Lucian d’Isabel Abedi

Lucian d’Isabel Abedi

Lucian d’Isabel Abedi aux éditions Bayard jeunesse.

Ce roman jeunesse, que je croyais n’être qu’un simple contemporain (pas tout à fait, en fait) trainait négligemment dans ma PAL depuis un petit bout de temps (environs un an, je crois). Je l’avais acheté après l’avoir vu dans un IMM d’une booktubeuse et il m’avait tapé dans l’œil.

La faute à cette couverture tout simplement superbe qui m’a attirée comme un aimant. J’ai accroché directement en la voyant. Je la trouvais lumineuse et très poétique (en fait, je suis une romantique dans l’âme). Ce petit couple qui se tient la main dans une rue m’a attendrie, et le titre avec sa police très sympa, m’a achevé. J’ai craqué, à vingt euros le bouquin (prix belge) il valait mieux que ça en vaille la peine.

Et, quand je l’ai ouvert, MIRACLE, il m’a été impossible de le reposer. Je devais absolument savoir ce qui allait se passer.

La première fois que Rebecca rencontre Lucian, il fait nuit, elle vient de faire un cauchemar et s’est réveillée dans un sal état. Lui, il est adossé au réverbère, dehors, en face de son immeuble. Elle aurait dû le craindre, mais c’est tout le contraire. Lorsqu’elle le rencontre, c’est comme si on étalait du baume sur son cœur. Un cœur dont elle n’avait pas conscience qu’il avait été blessé.
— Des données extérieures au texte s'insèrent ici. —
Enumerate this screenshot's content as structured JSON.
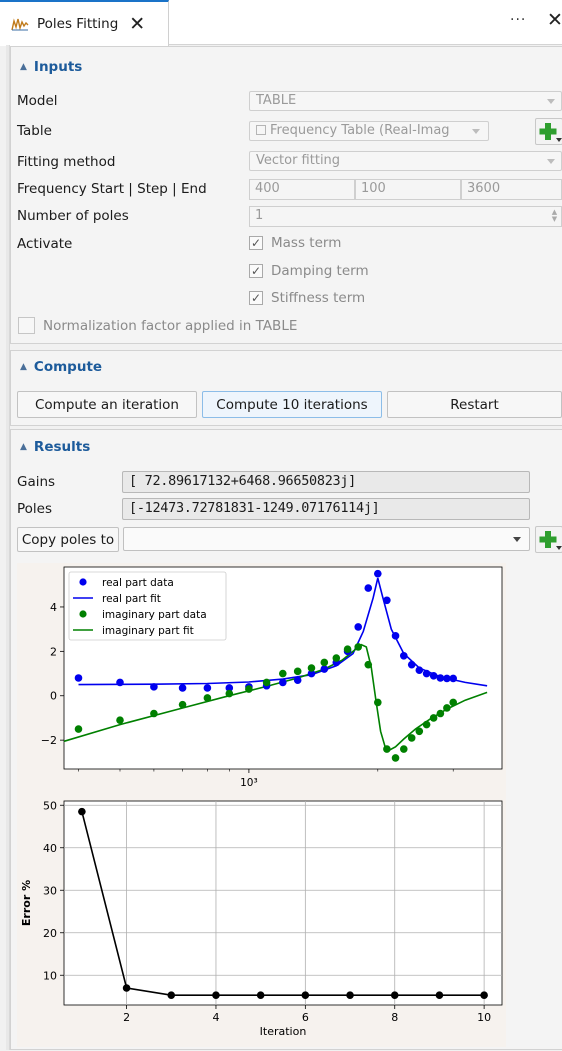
{
  "tab": {
    "title": "Poles Fitting",
    "close_glyph": "✕",
    "more_glyph": "···",
    "panel_close_glyph": "✕",
    "icon": "chart-line-icon"
  },
  "inputs": {
    "header": "Inputs",
    "model_label": "Model",
    "model_value": "TABLE",
    "table_label": "Table",
    "table_value": "Frequency Table (Real-Imag",
    "fitting_label": "Fitting method",
    "fitting_value": "Vector fitting",
    "freq_label": "Frequency Start | Step | End",
    "freq_start": "400",
    "freq_step": "100",
    "freq_end": "3600",
    "poles_label": "Number of poles",
    "poles_value": "1",
    "activate_label": "Activate",
    "mass_label": "Mass term",
    "damping_label": "Damping term",
    "stiffness_label": "Stiffness term",
    "mass_checked": true,
    "damping_checked": true,
    "stiffness_checked": true,
    "normalization_label": "Normalization factor applied in TABLE",
    "normalization_checked": false
  },
  "compute": {
    "header": "Compute",
    "one_label": "Compute an iteration",
    "ten_label": "Compute 10 iterations",
    "restart_label": "Restart"
  },
  "results": {
    "header": "Results",
    "gains_label": "Gains",
    "gains_value": "[ 72.89617132+6468.96650823j]",
    "poles_label": "Poles",
    "poles_value": "[-12473.72781831-1249.07176114j]",
    "copy_label": "Copy poles to",
    "copy_value": ""
  },
  "colors": {
    "accent": "#1d5b9b",
    "real": "#0000ee",
    "imag": "#008000",
    "error": "#000000",
    "plus": "#2e9e2e"
  },
  "chart_data": [
    {
      "type": "scatter",
      "xscale": "log",
      "xlabel": "",
      "ylabel": "",
      "x_ticklabel": "10³",
      "xlim": [
        370,
        3900
      ],
      "ylim": [
        -3.3,
        5.8
      ],
      "yticks": [
        -2,
        0,
        2,
        4
      ],
      "legend_location": "upper-left",
      "series": [
        {
          "name": "real part data",
          "kind": "points",
          "color": "#0000ee",
          "x": [
            400,
            500,
            600,
            700,
            800,
            900,
            1000,
            1100,
            1200,
            1300,
            1400,
            1500,
            1600,
            1700,
            1800,
            1900,
            2000,
            2100,
            2200,
            2300,
            2400,
            2500,
            2600,
            2700,
            2800,
            2900,
            3000
          ],
          "y": [
            0.8,
            0.6,
            0.4,
            0.35,
            0.35,
            0.35,
            0.4,
            0.45,
            0.6,
            0.7,
            1.0,
            1.2,
            1.5,
            2.0,
            3.1,
            4.85,
            5.5,
            4.3,
            2.7,
            1.8,
            1.4,
            1.15,
            1.0,
            0.9,
            0.8,
            0.78,
            0.78
          ]
        },
        {
          "name": "real part fit",
          "kind": "line",
          "color": "#0000ee",
          "x": [
            400,
            600,
            800,
            1000,
            1200,
            1400,
            1600,
            1750,
            1850,
            1950,
            2000,
            2050,
            2150,
            2300,
            2500,
            2800,
            3200,
            3600
          ],
          "y": [
            0.5,
            0.52,
            0.55,
            0.62,
            0.75,
            0.95,
            1.35,
            1.9,
            2.9,
            4.4,
            5.3,
            4.5,
            3.0,
            1.9,
            1.25,
            0.85,
            0.6,
            0.45
          ]
        },
        {
          "name": "imaginary part data",
          "kind": "points",
          "color": "#008000",
          "x": [
            400,
            500,
            600,
            700,
            800,
            900,
            1000,
            1100,
            1200,
            1300,
            1400,
            1500,
            1600,
            1700,
            1800,
            1900,
            2000,
            2100,
            2200,
            2300,
            2400,
            2500,
            2600,
            2700,
            2800,
            2900,
            3000
          ],
          "y": [
            -1.5,
            -1.1,
            -0.8,
            -0.4,
            -0.1,
            0.1,
            0.3,
            0.6,
            1.0,
            1.1,
            1.25,
            1.5,
            1.7,
            2.1,
            2.2,
            1.4,
            -0.3,
            -2.4,
            -2.8,
            -2.4,
            -1.9,
            -1.6,
            -1.3,
            -1.0,
            -0.8,
            -0.55,
            -0.3
          ]
        },
        {
          "name": "imaginary part fit",
          "kind": "line",
          "color": "#008000",
          "x": [
            370,
            500,
            700,
            900,
            1100,
            1300,
            1500,
            1650,
            1750,
            1830,
            1880,
            1930,
            1980,
            2030,
            2080,
            2130,
            2200,
            2300,
            2450,
            2650,
            2900,
            3200,
            3600
          ],
          "y": [
            -2.05,
            -1.3,
            -0.55,
            0.0,
            0.42,
            0.8,
            1.2,
            1.6,
            2.0,
            2.3,
            2.2,
            1.3,
            -0.2,
            -1.6,
            -2.3,
            -2.45,
            -2.3,
            -1.95,
            -1.5,
            -1.05,
            -0.6,
            -0.2,
            0.15
          ]
        }
      ]
    },
    {
      "type": "line",
      "xlabel": "Iteration",
      "ylabel": "Error %",
      "xlim": [
        0.6,
        10.4
      ],
      "ylim": [
        3,
        51
      ],
      "xticks": [
        2,
        4,
        6,
        8,
        10
      ],
      "yticks": [
        10,
        20,
        30,
        40,
        50
      ],
      "grid": true,
      "series": [
        {
          "name": "",
          "color": "#000000",
          "x": [
            1,
            2,
            3,
            4,
            5,
            6,
            7,
            8,
            9,
            10
          ],
          "y": [
            48.5,
            7.0,
            5.3,
            5.3,
            5.3,
            5.3,
            5.3,
            5.3,
            5.3,
            5.3
          ]
        }
      ]
    }
  ]
}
Les deux adolescents entament une relation qui se complexifie à mesure qu’ils se rapprochent. Les amis et la famille de Rebecca ne voient absolument pas Lucian d’un bon œil. Des questions sont soulevées, qui est-il réellement, d’où vient-il, pourquoi est-il là ? Et surtout, pourquoi redoute-t-il tant de faire du mal à Rebecca ?

Bon, outre le fait que Lucian soit un nom éminemment poétique, ce roman ne se résume pas seulement à son titre.
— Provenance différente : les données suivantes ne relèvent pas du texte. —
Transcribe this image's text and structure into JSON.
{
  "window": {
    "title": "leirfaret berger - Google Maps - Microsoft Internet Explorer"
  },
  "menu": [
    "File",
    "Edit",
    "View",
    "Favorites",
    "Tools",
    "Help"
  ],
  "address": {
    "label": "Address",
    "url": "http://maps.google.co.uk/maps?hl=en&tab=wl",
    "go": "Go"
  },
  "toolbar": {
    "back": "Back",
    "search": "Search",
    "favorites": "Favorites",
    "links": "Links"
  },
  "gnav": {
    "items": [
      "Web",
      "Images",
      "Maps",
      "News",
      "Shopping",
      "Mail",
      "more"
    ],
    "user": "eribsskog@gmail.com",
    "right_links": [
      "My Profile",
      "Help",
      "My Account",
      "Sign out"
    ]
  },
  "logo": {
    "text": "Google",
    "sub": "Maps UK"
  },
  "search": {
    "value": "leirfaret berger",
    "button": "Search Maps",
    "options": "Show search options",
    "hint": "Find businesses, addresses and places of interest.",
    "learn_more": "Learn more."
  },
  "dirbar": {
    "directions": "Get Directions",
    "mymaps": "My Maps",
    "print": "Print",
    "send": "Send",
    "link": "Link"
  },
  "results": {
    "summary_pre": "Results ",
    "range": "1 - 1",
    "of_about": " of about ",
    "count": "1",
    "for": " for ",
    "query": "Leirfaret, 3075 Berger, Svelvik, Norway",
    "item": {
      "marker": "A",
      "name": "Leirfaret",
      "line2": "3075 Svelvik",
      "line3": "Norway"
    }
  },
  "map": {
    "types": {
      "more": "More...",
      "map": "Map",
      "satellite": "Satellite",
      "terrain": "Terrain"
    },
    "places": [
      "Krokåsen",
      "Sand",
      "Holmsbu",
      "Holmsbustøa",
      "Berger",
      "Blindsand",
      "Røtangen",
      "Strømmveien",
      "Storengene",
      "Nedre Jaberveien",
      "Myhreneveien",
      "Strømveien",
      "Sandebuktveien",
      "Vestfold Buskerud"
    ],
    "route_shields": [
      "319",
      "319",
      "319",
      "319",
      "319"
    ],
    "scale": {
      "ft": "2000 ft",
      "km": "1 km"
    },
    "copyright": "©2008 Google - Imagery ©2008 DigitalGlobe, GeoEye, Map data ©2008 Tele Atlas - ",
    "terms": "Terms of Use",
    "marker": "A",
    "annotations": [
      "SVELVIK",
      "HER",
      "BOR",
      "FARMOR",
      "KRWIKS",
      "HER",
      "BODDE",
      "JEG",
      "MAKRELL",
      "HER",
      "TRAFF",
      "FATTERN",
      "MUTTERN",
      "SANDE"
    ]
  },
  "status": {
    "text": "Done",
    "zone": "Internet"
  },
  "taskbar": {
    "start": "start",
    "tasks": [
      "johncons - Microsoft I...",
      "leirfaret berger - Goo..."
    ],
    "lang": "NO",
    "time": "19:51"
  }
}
J’ai été tout bonnement happée par le récit, que j’ai lu rapidement, trop rapidement (l’épaisseur du papier et la taille de la police, simplement énorme jouent un rôle non négligeable). J’aurai aimé rester davantage de temps avec les personnages d’Isabel Abedi. L’auteur a rendu ces adolescents très attachants ou agaçants pour certains.
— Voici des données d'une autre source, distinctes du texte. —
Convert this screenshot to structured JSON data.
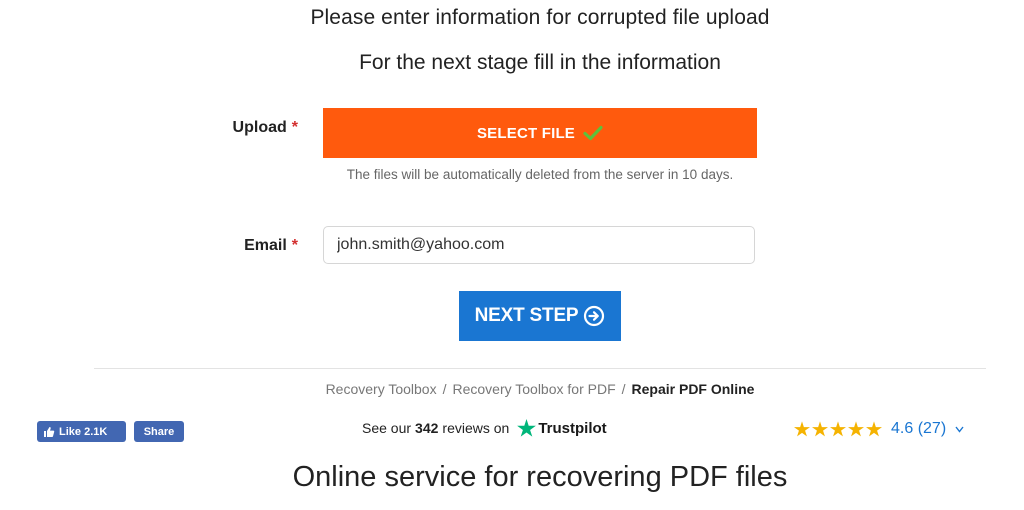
{
  "headings": {
    "title": "Please enter information for corrupted file upload",
    "subtitle": "For the next stage fill in the information"
  },
  "upload": {
    "label": "Upload",
    "required_mark": "*",
    "button_label": "SELECT FILE",
    "hint": "The files will be automatically deleted from the server in 10 days."
  },
  "email": {
    "label": "Email",
    "required_mark": "*",
    "value": "john.smith@yahoo.com"
  },
  "next_step": {
    "label": "NEXT STEP"
  },
  "breadcrumb": {
    "items": [
      "Recovery Toolbox",
      "Recovery Toolbox for PDF"
    ],
    "current": "Repair PDF Online",
    "separator": "/"
  },
  "social": {
    "like_label": "Like",
    "like_count": "2.1K",
    "share_label": "Share"
  },
  "trustpilot": {
    "prefix": "See our",
    "count": "342",
    "suffix": "reviews on",
    "brand": "Trustpilot"
  },
  "rating": {
    "stars": 5,
    "value_text": "4.6 (27)"
  },
  "main_title": "Online service for recovering PDF files",
  "colors": {
    "select_button": "#ff5a0d",
    "next_button": "#1a76d2",
    "check": "#5cc23c",
    "star": "#f5b301",
    "trustpilot_star": "#00b67a",
    "facebook": "#4267b2"
  },
  "icons": {
    "check": "check-icon",
    "arrow": "arrow-circle-right-icon",
    "thumb": "thumbs-up-icon",
    "trustpilot": "trustpilot-star-icon",
    "rating_star": "star-icon",
    "caret": "caret-down-icon"
  }
}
Bien entendu, il y a quelques ombres au tableau, je demeure très dubitative face à deux points ; le premier, c’est la relation qu’entretient Rebecca et sa mère (qui appelle sa mère par son prénom ?). Le second, c’est le rôle de l’homosexualité de la mère de Rebecca, bien que j’applaudis le fait d’insérer des personnages homosexuels dans un récit, ici j’ai l’impression que l’auteur n’utilise cela que pour meubler l’histoire.

Concernant le personnage de Lucian j’ai un gigantesque crush avec lui, son petit côté mystérieux et âme torturée à jouer en sa faveur. Je l’adore et encore maintenant, en ayant laissé décanter ma lecture quelques semaines, je pense encore à lui avec des étoiles dans les yeux.

Je dois bien dire qu’au niveau de la lecture, mis à part quelques passages un peu longuets où l’auteur, selon moi, s’est un peu dispersée dans des précisions superflues, les enchainements restent excellents. L’intrigue du roman apparaît peu à peu, l’auteur a disséminé, ici ou là, quelques indices au fil de l’histoire. Tant et si bien que malgré tout et un début un peu chaotique, j’ai été totalement bluffé par la chute finale qui m’a laissée une impression en demi-teinte. Est-il utile de vous préciser que par la suite j’ai maudit l’auteur sur trente générations ? Car non, si la fin est excellente, on ne fait pas subir de telles choses à ses personnages !

Quand j’ai refermé ce livre, mes larmes coulaient à flots, et mes sanglots résonnaient dans toute la maison (tel un gros veau). Ma poitrine me faisait souffrir, j’avais l’impression que l’on m’avait ôté une part de moi-même. En fait, j’avais du mal à croire que le récit touchait à sa fin, et que l’on m’avait arraché mon Lucian. En bref, j’ai vécu mon premier gros book hangover.